Nanyi Teacher has a translation of the ES6 tutorial, said more detailed, address, the basis of knowledge I do not repeat, this article focuses on how to use the promise to solve the above-mentioned problems involved in the asynchronous control and serial processing.

Take a look at scenario 1 above, monitor a bunch of asynchronous tasks, and then start the post-processing when all the tasks are complete.

Promise provides a Promise.all API for wrapping multiple promise into a new promise, and all tasks are completed and the Promise method is executed, as shown in the following code

How to deal with scene 2. Scenario 2 is a typical waterfall Flow task model, and although all tasks are asynchronous, these asynchronous operations need to be serialized, and the tasks in all task lists are advanced first out of queue and executed sequentially. The main use of the resolve feature of promise is that when a promise (P1) Its resolve is another promise object (P2), the timing of the P1 is dependent on the result of the P2, and when P2 is normal resolve, P1 begins execution. The code is as follows:

This article does not explain the basic users of promise, you can learn from the article in Ruan Teacher, here is the use of promise to build common 2 kinds of task mode (parallel mode, serial mode) for a simple simulation of the implementation, concrete with the scene combination I believe it will still shine.

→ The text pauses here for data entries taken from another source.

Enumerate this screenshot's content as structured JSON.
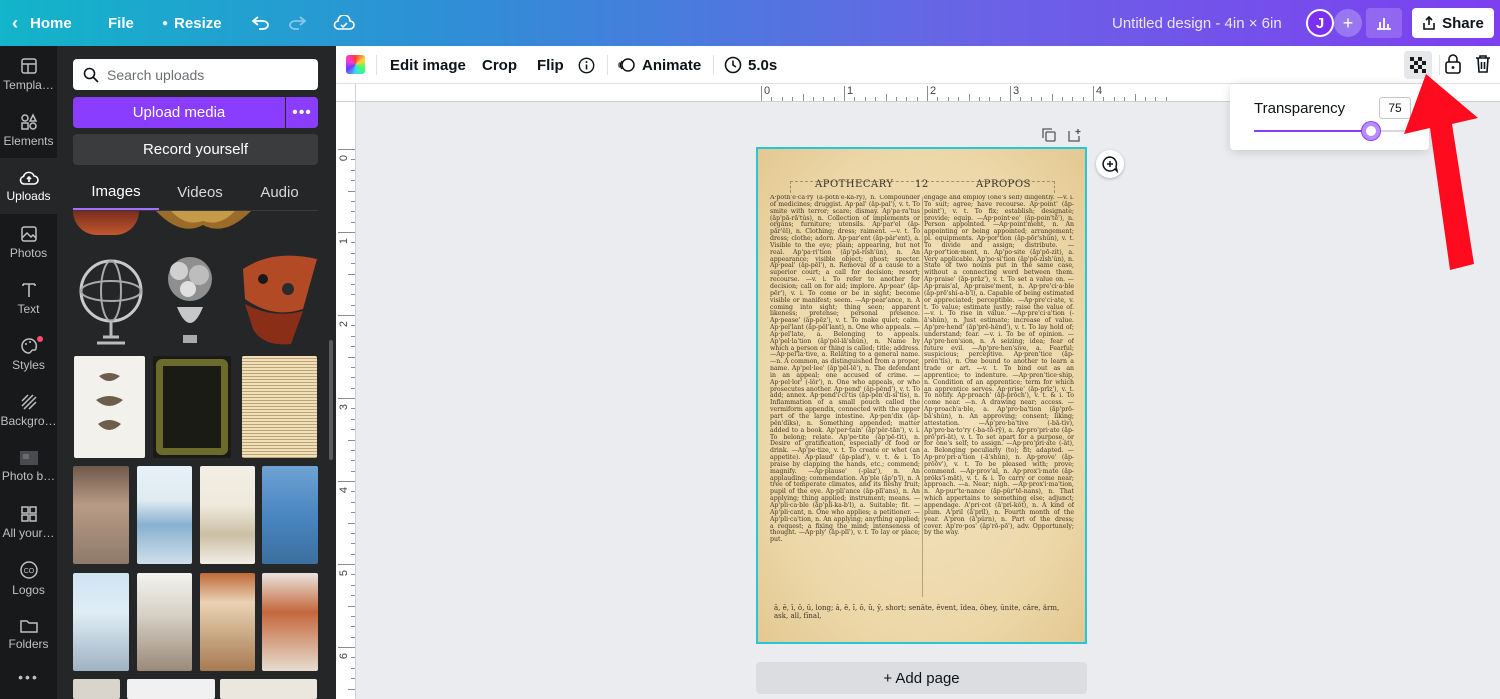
{
  "topbar": {
    "home": "Home",
    "file": "File",
    "resize": "Resize",
    "title": "Untitled design - 4in × 6in",
    "avatar_initial": "J",
    "share": "Share"
  },
  "rail": [
    {
      "label": "Templa…",
      "icon": "template-icon"
    },
    {
      "label": "Elements",
      "icon": "elements-icon"
    },
    {
      "label": "Uploads",
      "icon": "upload-cloud-icon",
      "active": true
    },
    {
      "label": "Photos",
      "icon": "photos-icon"
    },
    {
      "label": "Text",
      "icon": "text-icon"
    },
    {
      "label": "Styles",
      "icon": "styles-icon"
    },
    {
      "label": "Backgro…",
      "icon": "background-icon"
    },
    {
      "label": "Photo b…",
      "icon": "photo-background-icon"
    },
    {
      "label": "All your…",
      "icon": "all-your-designs-icon"
    },
    {
      "label": "Logos",
      "icon": "logos-icon"
    },
    {
      "label": "Folders",
      "icon": "folder-icon"
    }
  ],
  "panel": {
    "search_placeholder": "Search uploads",
    "upload_media": "Upload media",
    "more": "•••",
    "record": "Record yourself",
    "tabs": [
      "Images",
      "Videos",
      "Audio"
    ]
  },
  "context_toolbar": {
    "edit_image": "Edit image",
    "crop": "Crop",
    "flip": "Flip",
    "animate": "Animate",
    "duration": "5.0s"
  },
  "rulers": {
    "top": [
      "0",
      "1",
      "2",
      "3",
      "4"
    ],
    "left": [
      "0",
      "1",
      "2",
      "3",
      "4",
      "5",
      "6"
    ]
  },
  "dictionary": {
    "header_left": "APOTHECARY",
    "header_page": "12",
    "header_right": "APROPOS",
    "col_left": "A·poth'e·ca·ry (a-pŏth'ē-kā-rȳ), n. Compounder of medicines; druggist. Ap·pal' (ăp-pal'), v. t. To smite with terror; scare; dismay. Ap'pa·ra'tus (ăp'pā-rā'tŭs), n. Collection of implements or organs; furniture; utensils. Ap·par'el (ăp-păr'ĕl), n. Clothing; dress; raiment. —v. t. To dress; clothe; adorn. Ap·par'ent (ăp-pâr'ent), a. Visible to the eye; plain; appearing, but not real. Ap'pa·ri'tion (ăp'pā-rĭsh'ŭn), n. An appearance; visible object; ghost; specter. Ap·peal' (ăp-pēl'), n. Removal of a cause to a superior court; a call for decision; resort; recourse. —v. i. To refer to another for decision; call on for aid; implore. Ap·pear' (ăp-pēr'), v. i. To come or be in sight; become visible or manifest; seem. —Ap·pear'ance, n. A coming into sight; thing seen; apparent likeness; pretense; personal presence. Ap·pease' (ăp-pēz'), v. t. To make quiet; calm. Ap·pel'lant (ăp-pĕl'lant), n. One who appeals. —Ap·pel'late, a. Belonging to appeals. Ap'pel·la'tion (ăp'pĕl-lā'shŭn), n. Name by which a person or thing is called; title; address. —Ap·pel'la·tive, a. Relating to a general name. —n. A common, as distinguished from a proper, name. Ap'pel·lee' (ăp'pĕl-lē'), n. The defendant in an appeal; one accused of crime. —Ap·pel·lor' (-lôr'), n. One who appeals, or who prosecutes another. Ap·pend' (ăp-pĕnd'), v. t. To add; annex. Ap·pend'i·ci'tis (ăp-pĕn'dĭ-sī'tĭs), n. Inflammation of a small pouch called the vermiform appendix, connected with the upper part of the large intestine. Ap·pen'dix (ăp-pĕn'dĭks), n. Something appended; matter added to a book. Ap'per·tain' (ăp'pĕr-tān'), v. i. To belong; relate. Ap'pe·tite (ăp'pē-tīt), n. Desire of gratification, especially of food or drink. —Ap'pe·tize, v. t. To create or whet (an appetite). Ap·plaud' (ăp-plad'), v. t. & i. To praise by clapping the hands, etc.; commend; magnify. —Ap·plause' (-plaz'), n. An applauding; commendation. Ap'ple (ăp'p'l), n. A tree of temperate climates, and its fleshy fruit; pupil of the eye. Ap·pli'ance (ăp-plī'ans), n. An applying; thing applied; instrument; means. —Ap'pli·ca·ble (ăp'plĭ-ka-b'l), a. Suitable; fit. —Ap'pli·cant, n. One who applies; a petitioner. —Ap'pli·ca'tion, n. An applying; anything applied; a request; a fixing the mind; intenseness of thought. —Ap·ply' (ăp-plī'), v. t. To lay or place; put.",
    "col_right": "engage and employ (one's self) diligently. —v. i. To suit; agree; have recourse. Ap·point' (ăp-point'), v. t. To fix; establish; designate; provide; equip. —Ap·point·ee' (ăp-poin'tē'), n. Person appointed. —Ap·point'ment, n. An appointing or being appointed; arrangement; pl. equipments. Ap·por'tion (ăp-pōr'shŭn), v. t. To divide and assign; distribute. —Ap·por'tion·ment, n. Ap'po·site (ăp'pō-zĭt), a. Very applicable. Ap'po·si'tion (ăp'pō-zĭsh'ŭn), n. State of two nouns put in the same case, without a connecting word between them. Ap·praise' (ăp-prāz'), v. t. To set a value on. —Ap·prais'al, Ap·praise'ment, n. Ap·pre'ci·a·ble (ăp-prē'shĭ-a-b'l), a. Capable of being estimated or appreciated; perceptible. —Ap·pre'ci·ate, v. t. To value; estimate justly; raise the value of. —v. i. To rise in value. —Ap·pre'ci·a'tion (-ā'shŭn), n. Just estimate; increase of value. Ap'pre·hend' (ăp'prē-hĕnd'), v. t. To lay hold of; understand; fear. —v. i. To be of opinion. —Ap'pre·hen'sion, n. A seizing; idea; fear of future evil. —Ap'pre·hen'sive, a. Fearful; suspicious; perceptive. Ap·pren'tice (ăp-prĕn'tĭs), n. One bound to another to learn a trade or art. —v. t. To bind out as an apprentice; to indenture. —Ap·pren'tice·ship, n. Condition of an apprentice; term for which an apprentice serves. Ap·prise' (ăp-prīz'), v. t. To notify. Ap·proach' (ăp-prōch'), v. t. & i. To come near. —n. A drawing near; access. —Ap·proach'a·ble, a. Ap'pro·ba'tion (ăp'prō-bā'shŭn), n. An approving; consent; liking; attestation. —Ap'pro·ba'tive (-bā-tĭv), Ap'pro·ba·to'ry (-ba-tō-rȳ), a. Ap·pro'pri·ate (ăp-prō'prĭ-āt), v. t. To set apart for a purpose, or for one's self; to assign. —Ap·pro'pri·ate (-ât), a. Belonging peculiarly (to); fit; adapted. —Ap·pro'pri·a'tion (-ā'shŭn), n. Ap·prove' (ăp-prōōv'), v. t. To be pleased with; prove; commend. —Ap·prov'al, n. Ap·prox'i·mate (ăp-prŏks'ĭ-māt), v. t. & i. To carry or come near; approach. —a. Near; nigh. —Ap·prox'i·ma'tion, n. Ap·pur'te·nance (ăp-pûr'tē-nans), n. That which appertains to something else; adjunct; appendage. A'pri·cot (ā'prĭ-kŏt), n. A kind of plum. A'pril (ā'prĭl), n. Fourth month of the year. A'pron (ā'pŭrn), n. Part of the dress; cover. Ap'ro·pos' (ăp'rō-pō'), adv. Opportunely; by the way.",
    "footer": "ā, ē, ī, ō, ū, long; ă, ĕ, ĭ, ŏ, ŭ, ȳ, short; senāte, ēvent, ĭdea, ōbey, ūnite, câre, ärm, ask, all, fīnal,"
  },
  "canvas": {
    "add_page": "+ Add page"
  },
  "transparency": {
    "label": "Transparency",
    "value": "75",
    "level": 0.75
  },
  "colors": {
    "accent": "#8b3dff",
    "selection": "#25c6d6",
    "arrow": "#ff0b1f"
  }
}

In the process of using promise, it is important to realize that the whole promise can be understood as a state machine, in Execution (Pending), completion (resolve), failure (reject), which is not necessarily true, but also emphasizes that you have a very clear understanding of the tasks to be performed. , when the state is reversed, what array is passed into the task flow pipeline, how to handle the exception, and so on.

Finally a summary, who used to know. Have fun.